AAP
Around 70 detainees are continuing a peaceful demonstration at a remote immigration detention centre in Queensland, the immigration department says.
More people had joined the protest at the Scherger Immigration Detention Centre near Weipa, on Cape York Peninsula, raising the number from 50 earlier in the day.
A spokeswoman for the department said about 40 detainees had not eaten since Thursday and were taking “voluntary starvation action”, with their health being closely monitored.
Advertisement: Story continues below
They were in a common outdoor area and were holding a banner saying they were on a hunger strike.
The centre was calm and food and water were available, the spokeswoman said, and officials were continuing to negotiate with the detainees.
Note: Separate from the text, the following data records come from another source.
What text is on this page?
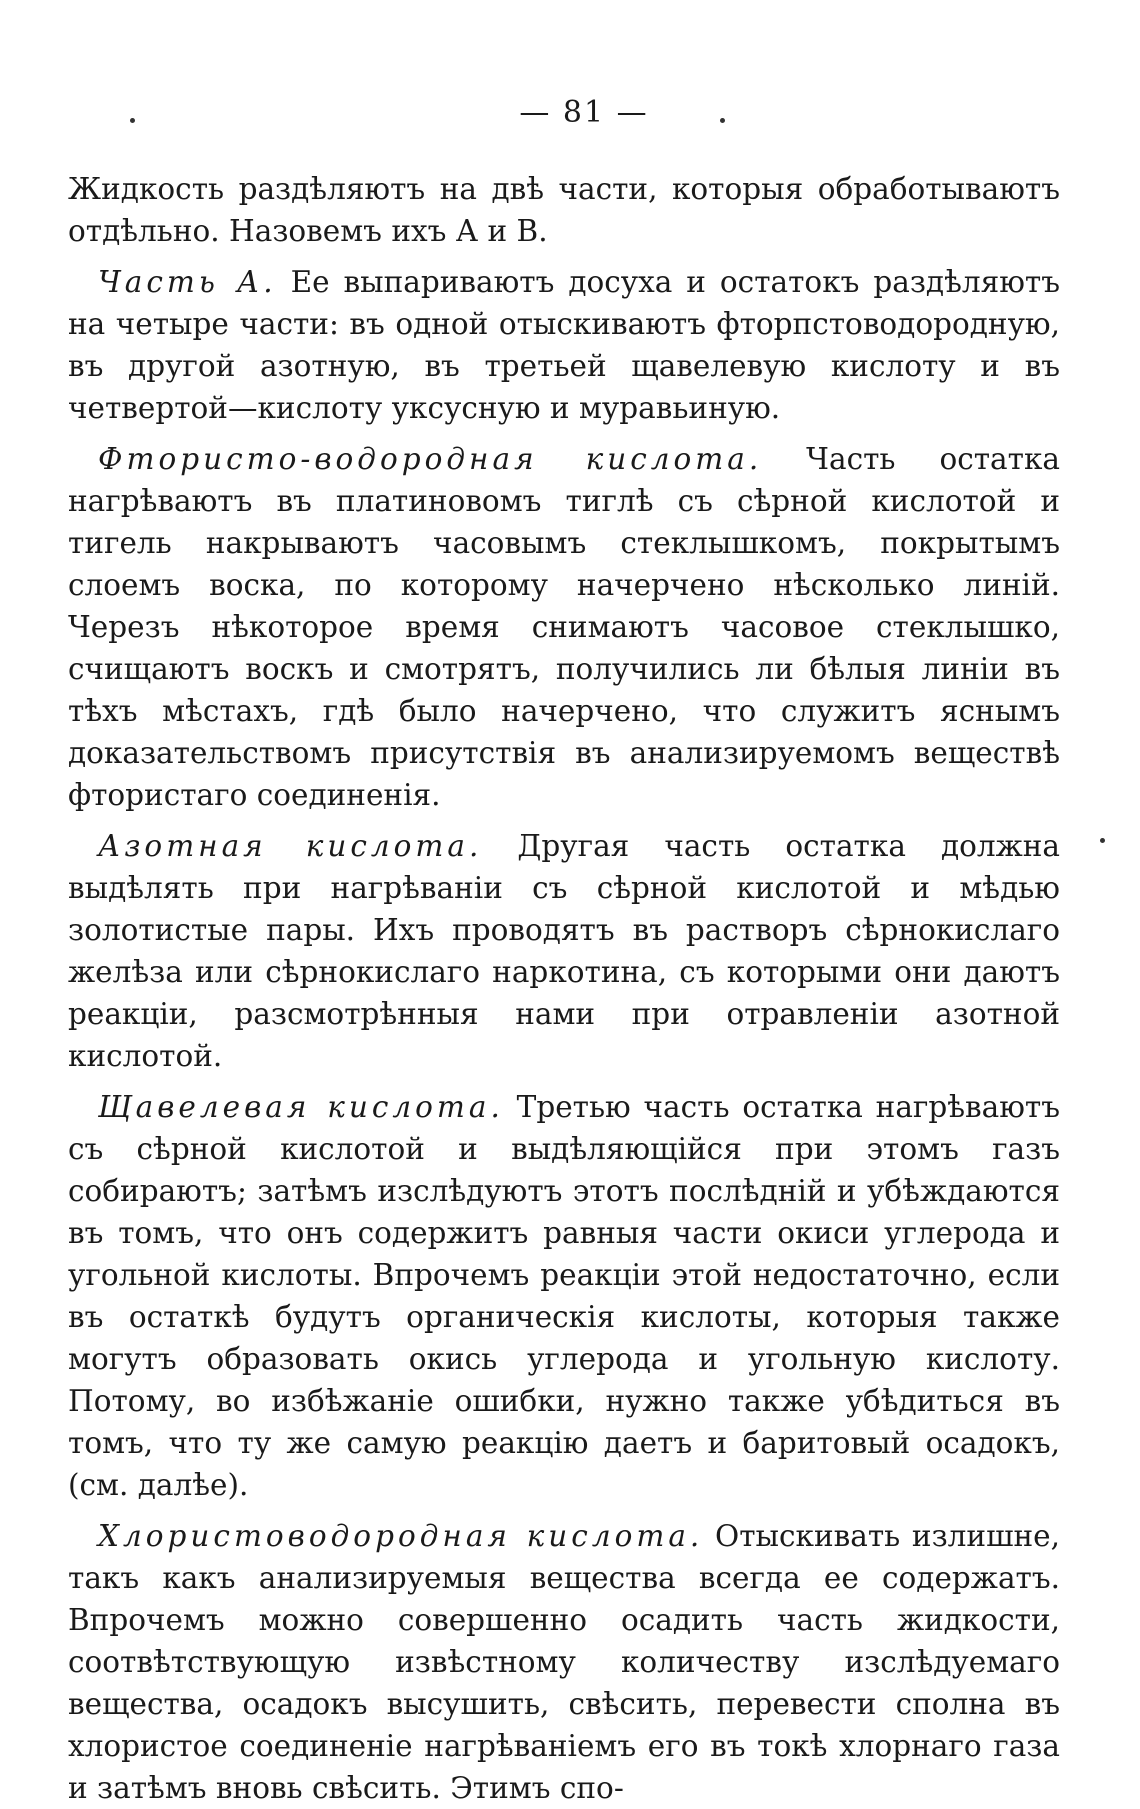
— 81 —

Жидкость раздѣляютъ на двѣ части, которыя обработываютъ отдѣльно. Назовемъ ихъ А и В.

Часть А. Ее выпариваютъ досуха и остатокъ раздѣляютъ на четыре части: въ одной отыскиваютъ фторпстоводородную, въ другой азотную, въ третьей щавелевую кислоту и въ четвертой—кислоту уксусную и муравьиную.

Фтористо-водородная кислота. Часть остатка нагрѣваютъ въ платиновомъ тиглѣ съ сѣрной кислотой и тигель накрываютъ часовымъ стеклышкомъ, покрытымъ слоемъ воска, по которому начерчено нѣсколько линій. Черезъ нѣкоторое время снимаютъ часовое стеклышко, счищаютъ воскъ и смотрятъ, получились ли бѣлыя линіи въ тѣхъ мѣстахъ, гдѣ было начерчено, что служитъ яснымъ доказательствомъ присутствія въ анализируемомъ веществѣ фтористаго соединенія.

Азотная кислота. Другая часть остатка должна выдѣлять при нагрѣваніи съ сѣрной кислотой и мѣдью золотистые пары. Ихъ проводятъ въ растворъ сѣрнокислаго желѣза или сѣрнокислаго наркотина, съ которыми они даютъ реакціи, разсмотрѣнныя нами при отравленіи азотной кислотой.

Щавелевая кислота. Третью часть остатка нагрѣваютъ съ сѣрной кислотой и выдѣляющійся при этомъ газъ собираютъ; затѣмъ изслѣдуютъ этотъ послѣдній и убѣждаются въ томъ, что онъ содержитъ равныя части окиси углерода и угольной кислоты. Впрочемъ реакціи этой недостаточно, если въ остаткѣ будутъ органическія кислоты, которыя также могутъ образовать окись углерода и угольную кислоту. Потому, во избѣжаніе ошибки, нужно также убѣдиться въ томъ, что ту же самую реакцію даетъ и баритовый осадокъ, (см. далѣе).

Хлористоводородная кислота. Отыскивать излишне, такъ какъ анализируемыя вещества всегда ее содержатъ. Впрочемъ можно совершенно осадить часть жидкости, соотвѣтствующую извѣстному количеству изслѣдуемаго вещества, осадокъ высушить, свѣсить, перевести сполна въ хлористое соединеніе нагрѣваніемъ его въ токѣ хлорнаго газа и затѣмъ вновь свѣсить. Этимъ спо-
She said the well-being of the detainees was the primary concern of the department.
Asylum Seeker Resource Centre spokesman Pamela Curr said she visited the Scherger centre 10 days ago and the 575 detainees were depressed.
“They’ve been locked away up there, they have no visitors, there’s nothing to do, and these are men who’ve spent their whole lives working,” she told the ABC.
“They’re worried about their families, they’re worried about their children.
“Some men broke down when they said, ‘How can I eat when my children aren’t eating?'”
Refugee Action Coalition spokesman Ian Rintoul later said 67 people had joined the hunger strike by 4.30pm (AEST) on Friday afternoon.
He said they were all originally from Afghanistan, and that the majority of them were Hazaras.
Mr Rintoul said the hunger strikers wanted to see all detainees who had been in detention for more than three months, whose health checks had been completed, released under the Community Detention Program.